I’m going to talk about campaign prep again today, but from the other side of the screen. This week started a game being run by a friend of mine, Werewolf 20th Anniversary Edition rules (with heavy house ruling she is telling us, but I am really not knowledgeable enough in the rules to be able to really tell what the house ruling is yet) in a semi-original setting. The part about being on the other side of the screen isn’t the complete truth…but we will talk more about that as I go along.
Regardless, prep for a player is a lot different from GMing prep. This is my second time having ever played the game, the previous (also with my friend GMing) was a one shot that we recorded for the online convention Contessa last summer. That gave me enough interest in the game to keep pestering her to run it for us again…until she did.
I always wanted to play in the World of Darkness, but the closest that I ever came was a couple of GURPS games that I ran with the conversion rules back in the day. The GURPS Mage rules were some of the best magic rules for the game, and I used those a lot, even outside of World of Darkness games. I have always been interested in the setting, the time when Vampire: The Masquerade came out was the height of my “goth phase,” so I was definitely in that demographic. The Vampire game just didn’t grab me at the time, mostly because I was bored with vampires at the time.

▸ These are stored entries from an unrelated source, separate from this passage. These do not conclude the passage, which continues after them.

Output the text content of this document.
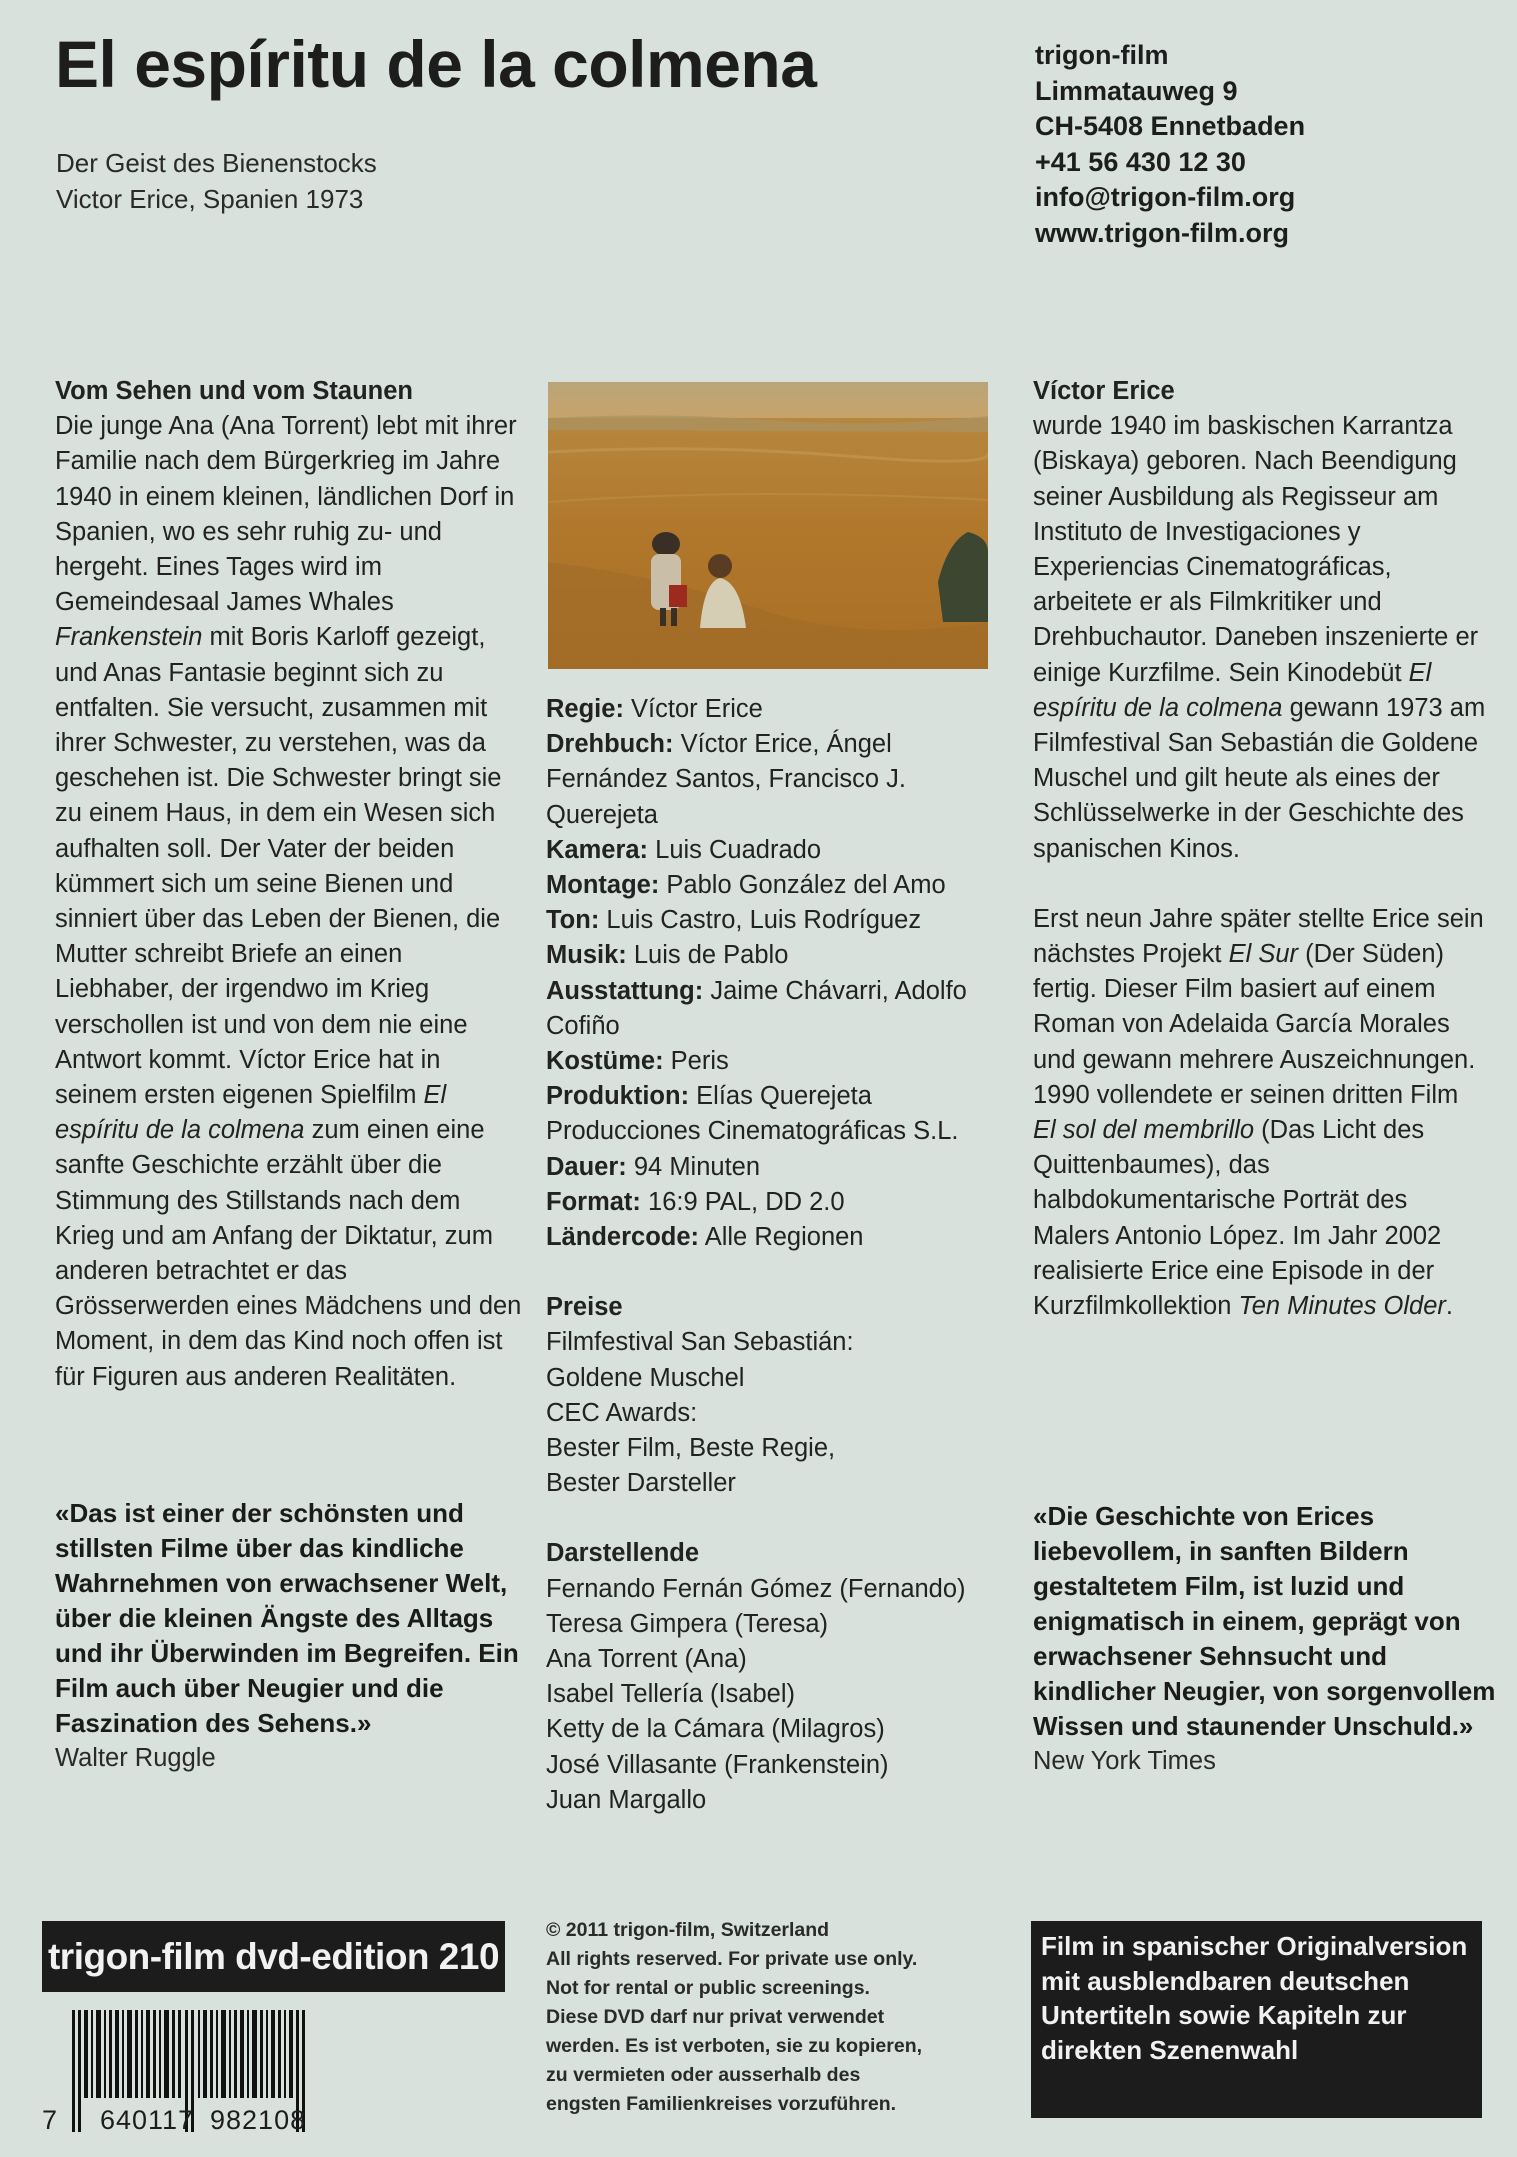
El espíritu de la colmena
Der Geist des Bienenstocks
Victor Erice, Spanien 1973
trigon-film
Limmatauweg 9
CH-5408 Ennetbaden
+41 56 430 12 30
info@trigon-film.org
www.trigon-film.org
Vom Sehen und vom Staunen
Die junge Ana (Ana Torrent) lebt mit ihrer Familie nach dem Bürgerkrieg im Jahre 1940 in einem kleinen, ländlichen Dorf in Spanien, wo es sehr ruhig zu- und hergeht. Eines Tages wird im Gemeindesaal James Whales Frankenstein mit Boris Karloff gezeigt, und Anas Fantasie beginnt sich zu entfalten. Sie versucht, zusammen mit ihrer Schwester, zu verstehen, was da geschehen ist. Die Schwester bringt sie zu einem Haus, in dem ein Wesen sich aufhalten soll. Der Vater der beiden kümmert sich um seine Bienen und sinniert über das Leben der Bienen, die Mutter schreibt Briefe an einen Liebhaber, der irgendwo im Krieg verschollen ist und von dem nie eine Antwort kommt. Víctor Erice hat in seinem ersten eigenen Spielfilm El espíritu de la colmena zum einen eine sanfte Geschichte erzählt über die Stimmung des Stillstands nach dem Krieg und am Anfang der Diktatur, zum anderen betrachtet er das Grösserwerden eines Mädchens und den Moment, in dem das Kind noch offen ist für Figuren aus anderen Realitäten.
«Das ist einer der schönsten und stillsten Filme über das kindliche Wahrnehmen von erwachsener Welt, über die kleinen Ängste des Alltags und ihr Überwinden im Begreifen. Ein Film auch über Neugier und die Faszination des Sehens.»
Walter Ruggle
Regie: Víctor Erice
Drehbuch: Víctor Erice, Ángel Fernández Santos, Francisco J. Querejeta
Kamera: Luis Cuadrado
Montage: Pablo González del Amo
Ton: Luis Castro, Luis Rodríguez
Musik: Luis de Pablo
Ausstattung: Jaime Chávarri, Adolfo Cofiño
Kostüme: Peris
Produktion: Elías Querejeta Producciones Cinematográficas S.L.
Dauer: 94 Minuten
Format: 16:9 PAL, DD 2.0
Ländercode: Alle Regionen
Preise
Filmfestival San Sebastián:
Goldene Muschel
CEC Awards:
Bester Film, Beste Regie,
Bester Darsteller
Darstellende
Fernando Fernán Gómez (Fernando)
Teresa Gimpera (Teresa)
Ana Torrent (Ana)
Isabel Tellería (Isabel)
Ketty de la Cámara (Milagros)
José Villasante (Frankenstein)
Juan Margallo
Víctor Erice
wurde 1940 im baskischen Karrantza (Biskaya) geboren. Nach Beendigung seiner Ausbildung als Regisseur am Instituto de Investigaciones y Experiencias Cinematográficas, arbeitete er als Filmkritiker und Drehbuchautor. Daneben inszenierte er einige Kurzfilme. Sein Kinodebüt El espíritu de la colmena gewann 1973 am Filmfestival San Sebastián die Goldene Muschel und gilt heute als eines der Schlüsselwerke in der Geschichte des spanischen Kinos.
Erst neun Jahre später stellte Erice sein nächstes Projekt El Sur (Der Süden) fertig. Dieser Film basiert auf einem Roman von Adelaida García Morales und gewann mehrere Auszeichnungen. 1990 vollendete er seinen dritten Film El sol del membrillo (Das Licht des Quittenbaumes), das halbdokumentarische Porträt des Malers Antonio López. Im Jahr 2002 realisierte Erice eine Episode in der Kurzfilmkollektion Ten Minutes Older.
«Die Geschichte von Erices liebevollem, in sanften Bildern gestaltetem Film, ist luzid und enigmatisch in einem, geprägt von erwachsener Sehnsucht und kindlicher Neugier, von sorgenvollem Wissen und staunender Unschuld.»
New York Times
trigon-film dvd-edition 210
7 640117 982108
© 2011 trigon-film, Switzerland
All rights reserved. For private use only.
Not for rental or public screenings.
Diese DVD darf nur privat verwendet
werden. Es ist verboten, sie zu kopieren,
zu vermieten oder ausserhalb des
engsten Familienkreises vorzuführen.
Film in spanischer Originalversion mit ausblendbaren deutschen Untertiteln sowie Kapiteln zur direkten Szenenwahl
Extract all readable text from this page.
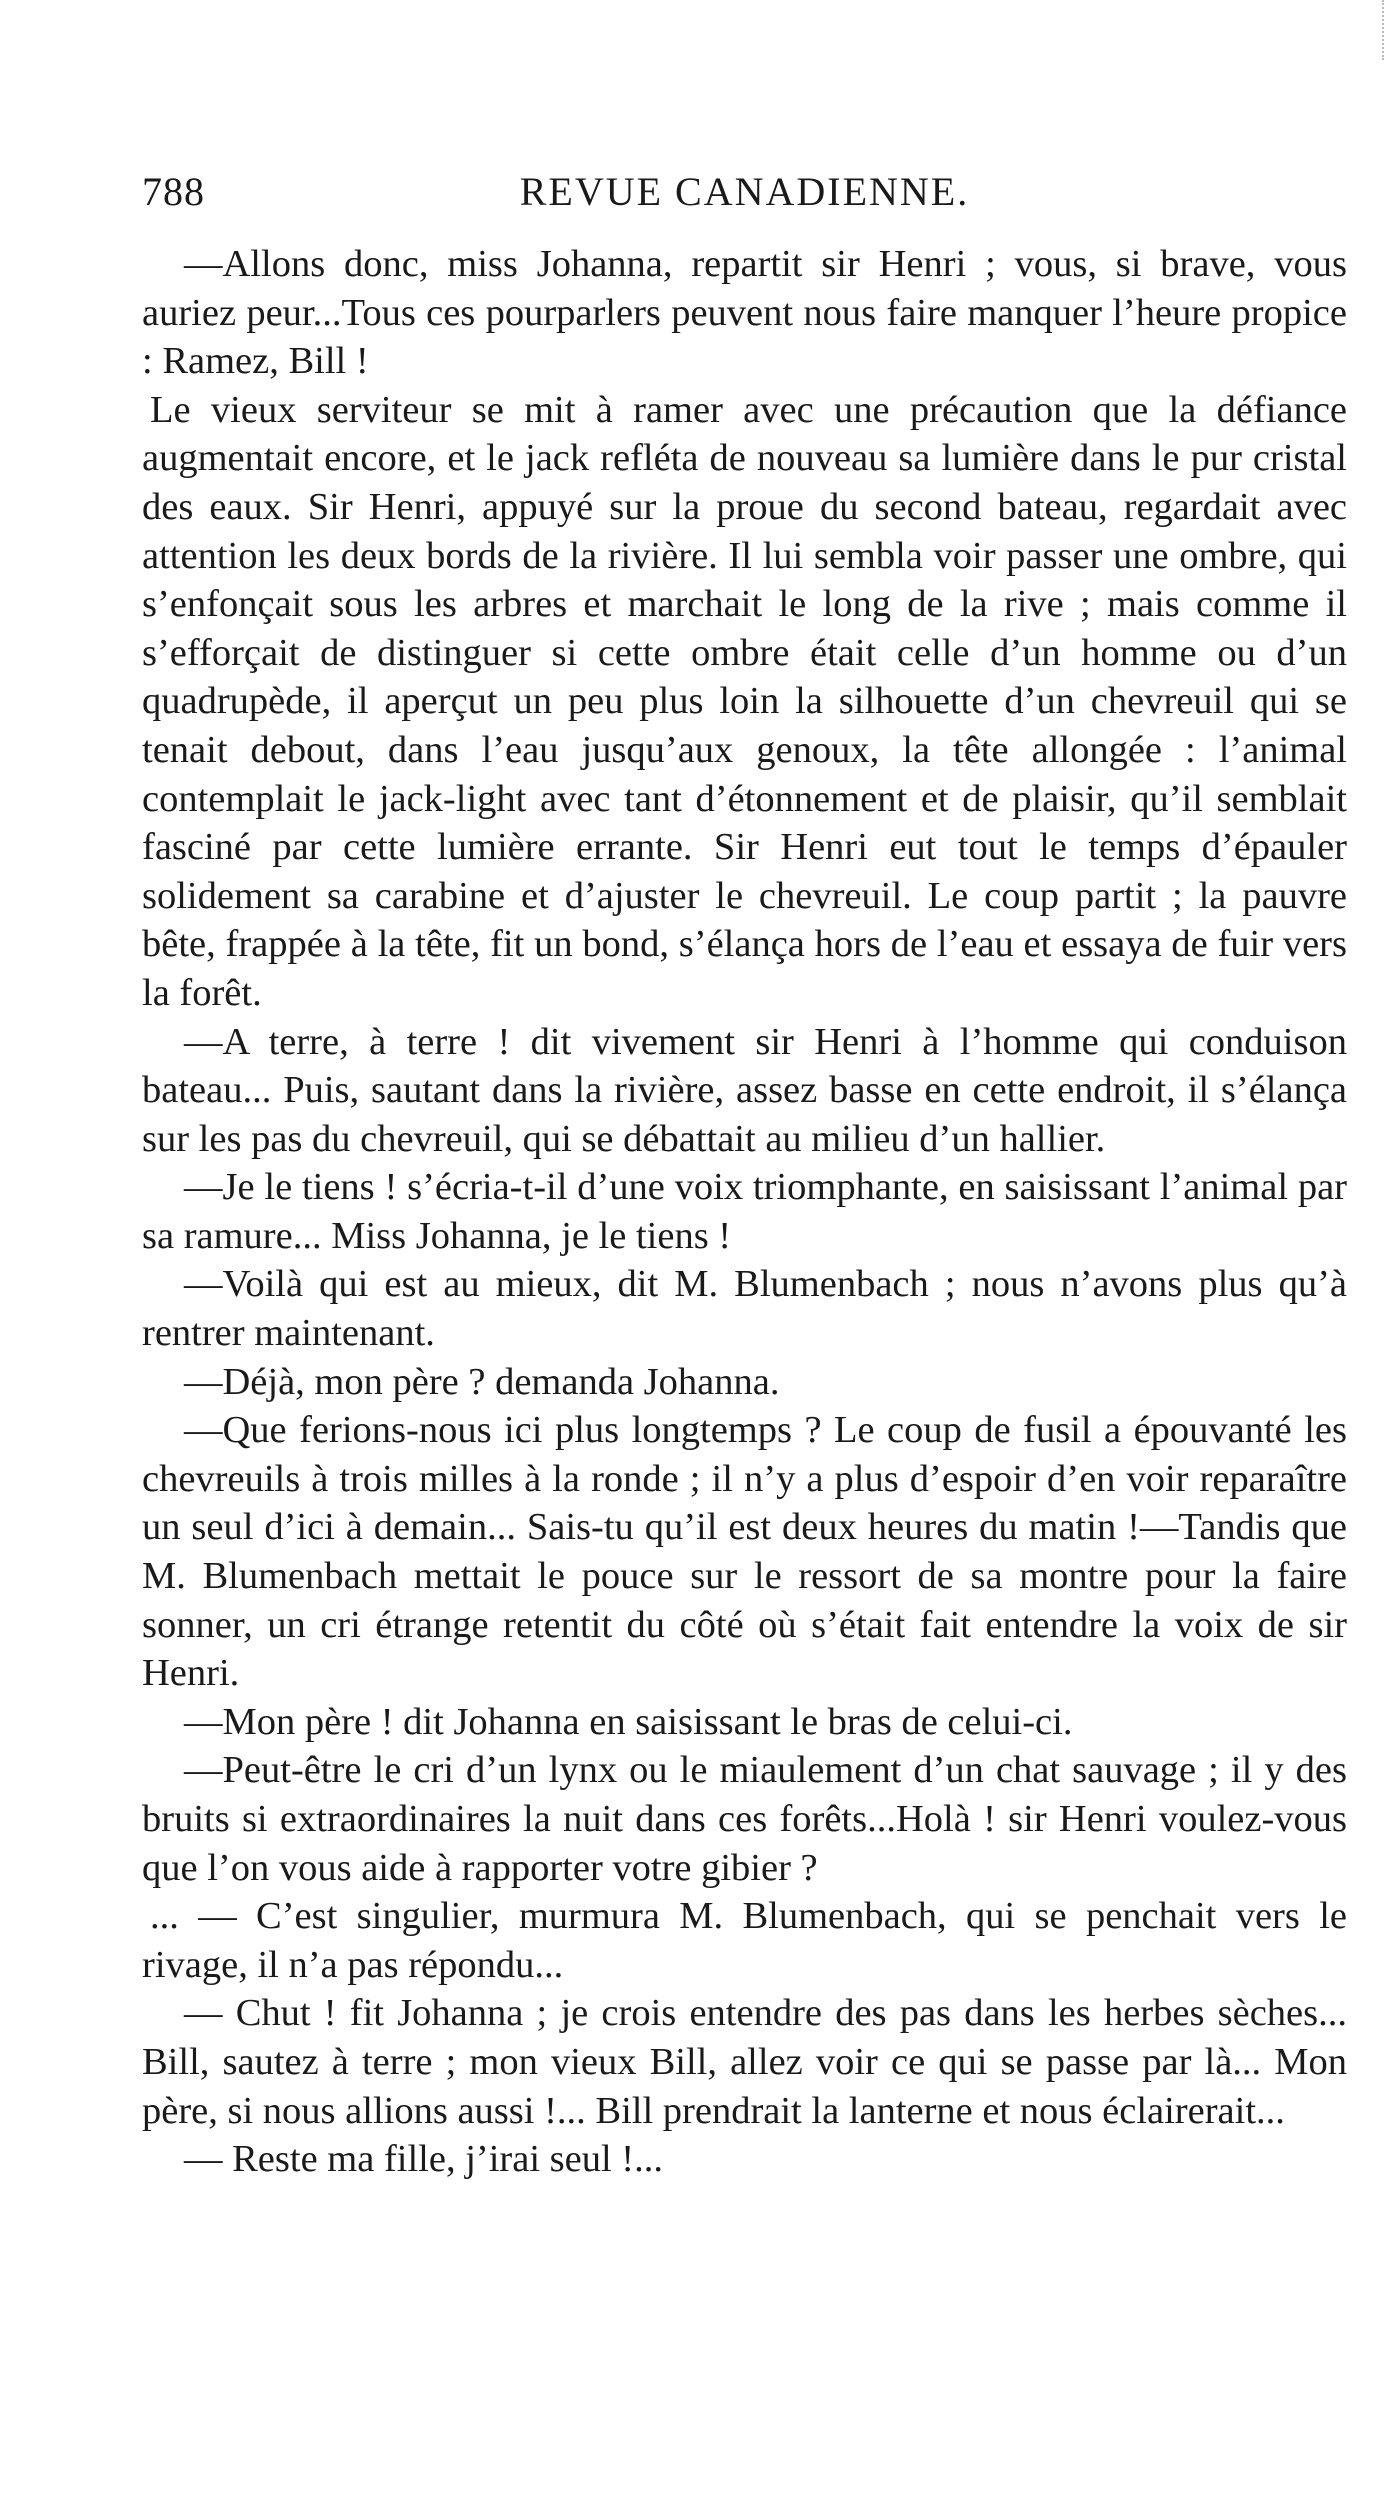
788	REVUE CANADIENNE.

—Allons donc, miss Johanna, repartit sir Henri ; vous, si brave, vous auriez peur...Tous ces pourparlers peuvent nous faire manquer l’heure propice : Ramez, Bill !

Le vieux serviteur se mit à ramer avec une précaution que la défiance augmentait encore, et le jack refléta de nouveau sa lumière dans le pur cristal des eaux. Sir Henri, appuyé sur la proue du second bateau, regardait avec attention les deux bords de la rivière. Il lui sembla voir passer une ombre, qui s’enfonçait sous les arbres et marchait le long de la rive ; mais comme il s’efforçait de distinguer si cette ombre était celle d’un homme ou d’un quadrupède, il aperçut un peu plus loin la silhouette d’un chevreuil qui se tenait debout, dans l’eau jusqu’aux genoux, la tête allongée : l’animal contemplait le jack-light avec tant d’étonnement et de plaisir, qu’il semblait fasciné par cette lumière errante. Sir Henri eut tout le temps d’épauler solidement sa carabine et d’ajuster le chevreuil. Le coup partit ; la pauvre bête, frappée à la tête, fit un bond, s’élança hors de l’eau et essaya de fuir vers la forêt.

—A terre, à terre ! dit vivement sir Henri à l’homme qui conduison bateau... Puis, sautant dans la rivière, assez basse en cette endroit, il s’élança sur les pas du chevreuil, qui se débattait au milieu d’un hallier.

—Je le tiens ! s’écria-t-il d’une voix triomphante, en saisissant l’animal par sa ramure... Miss Johanna, je le tiens !

—Voilà qui est au mieux, dit M. Blumenbach ; nous n’avons plus qu’à rentrer maintenant.

—Déjà, mon père ? demanda Johanna.

—Que ferions-nous ici plus longtemps ? Le coup de fusil a épouvanté les chevreuils à trois milles à la ronde ; il n’y a plus d’espoir d’en voir reparaître un seul d’ici à demain... Sais-tu qu’il est deux heures du matin !—Tandis que M. Blumenbach mettait le pouce sur le ressort de sa montre pour la faire sonner, un cri étrange retentit du côté où s’était fait entendre la voix de sir Henri.

—Mon père ! dit Johanna en saisissant le bras de celui-ci.

—Peut-être le cri d’un lynx ou le miaulement d’un chat sauvage ; il y des bruits si extraordinaires la nuit dans ces forêts...Holà ! sir Henri voulez-vous que l’on vous aide à rapporter votre gibier ?

... — C’est singulier, murmura M. Blumenbach, qui se penchait vers le rivage, il n’a pas répondu...

— Chut ! fit Johanna ; je crois entendre des pas dans les herbes sèches... Bill, sautez à terre ; mon vieux Bill, allez voir ce qui se passe par là... Mon père, si nous allions aussi !... Bill prendrait la lanterne et nous éclairerait...

— Reste ma fille, j’irai seul !...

Even though I wasn’t the fan of things wolfy that I am now, I think that Werewolf: The Apocalypse could have been my entry into the vastness of the World of Darkness, but it was not meant to be until now.
Going at the rules now, there’s a lot more complexity than I would like in a game, but we had fun with our one shot so I am willing to give them a go. The book is big, weighing in at 552 pages according to the RPGNow page. That’s a lot of game.
At the core, Werewolf is fairly simple, just attributes plus modifiers plus dice rolling equals results number. Most of us are sticking to focusing on the rules that make things happen for our characters, rather than worrying about system mastery. I think that this is the best way to handle games with a higher complexity. It is hard to let go of that desire to know everything about the game, in case that you need the exploits, but since we don’t game in a method where the players and the GM are antagonistic, that element of system mastery shouldn’t be needed by the players. Of course, I am sure that, as time passes, there will be a certain level of mastery achieved. Right now, we are just looking to the story and letting the GM smooth over the rough edges from where what we want to do and the rules may bump into each other.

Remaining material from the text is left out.